Eskiden ne güzeldi, siyasetin en azından bir ironisi vardı. Siyasetçileri izlerken, 'ironik' yaklaşımlarıyla rahatlar, biraz da gülümserdik. Şimdi ise siyaset hem dünyada hem Türkiye'de daha sertleşti. Siyasette 'ironi', bizim hatırlamadığımız zamanlarda da hakimmiş. Bir dergide İngiliz tarihine adını yazdıran, bir zamanların ünlü politikacısı, devlet adamı Churcill'in (1874-1965) özyaşam öyküsüne ilişkin bir yazı okuyordum.
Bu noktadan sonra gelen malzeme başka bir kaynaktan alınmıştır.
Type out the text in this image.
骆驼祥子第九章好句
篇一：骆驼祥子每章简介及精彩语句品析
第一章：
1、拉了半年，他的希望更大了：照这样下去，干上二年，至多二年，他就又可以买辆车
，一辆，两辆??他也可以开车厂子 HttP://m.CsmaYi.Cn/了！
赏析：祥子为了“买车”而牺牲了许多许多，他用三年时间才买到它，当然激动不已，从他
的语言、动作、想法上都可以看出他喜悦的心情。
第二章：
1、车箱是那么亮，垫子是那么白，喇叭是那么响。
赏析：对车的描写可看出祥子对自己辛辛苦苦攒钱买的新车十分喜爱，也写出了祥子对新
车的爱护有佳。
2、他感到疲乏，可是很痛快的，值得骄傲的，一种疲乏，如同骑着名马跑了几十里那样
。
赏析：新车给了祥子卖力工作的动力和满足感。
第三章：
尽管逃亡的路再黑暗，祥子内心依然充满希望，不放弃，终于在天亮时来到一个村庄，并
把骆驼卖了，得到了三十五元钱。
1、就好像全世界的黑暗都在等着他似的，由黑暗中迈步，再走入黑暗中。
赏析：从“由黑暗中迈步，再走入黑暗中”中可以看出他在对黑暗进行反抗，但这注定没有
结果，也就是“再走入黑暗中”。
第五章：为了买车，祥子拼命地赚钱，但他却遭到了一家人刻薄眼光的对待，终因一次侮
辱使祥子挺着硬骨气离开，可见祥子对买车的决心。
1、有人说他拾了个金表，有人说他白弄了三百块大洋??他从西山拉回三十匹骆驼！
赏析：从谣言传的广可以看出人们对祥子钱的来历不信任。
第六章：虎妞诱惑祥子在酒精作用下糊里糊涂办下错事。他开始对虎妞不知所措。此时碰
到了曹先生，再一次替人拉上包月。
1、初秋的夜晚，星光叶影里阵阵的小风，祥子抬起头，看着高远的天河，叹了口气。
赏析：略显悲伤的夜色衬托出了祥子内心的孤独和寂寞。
Avrupa Birliği'nin, yıllar önce ilk fikir ve uygulama temellerini atan, İngiltere'nin Başbakanlığı'nı yapmış Nobel ödüllü Churcill'in, politik dehasının yanı sıra ironisi de ünlüymüş:
Churcill, avam kamarasında konuşurken, muhalif partiden bir kadın milletvekili, Churcill'e kızgın bir biçimde şöyle seslenmiş:
"Eğer eşiniz olsaydım, kahvenizin içine zehir karıştırırdım." Churcill, oldukça sakin, kürsüden kadına dönmüş ve yanıt vermiş:
"Hanımefendi, eğer siz eşim olsaydınız, o kahveyi seve seve içerdim."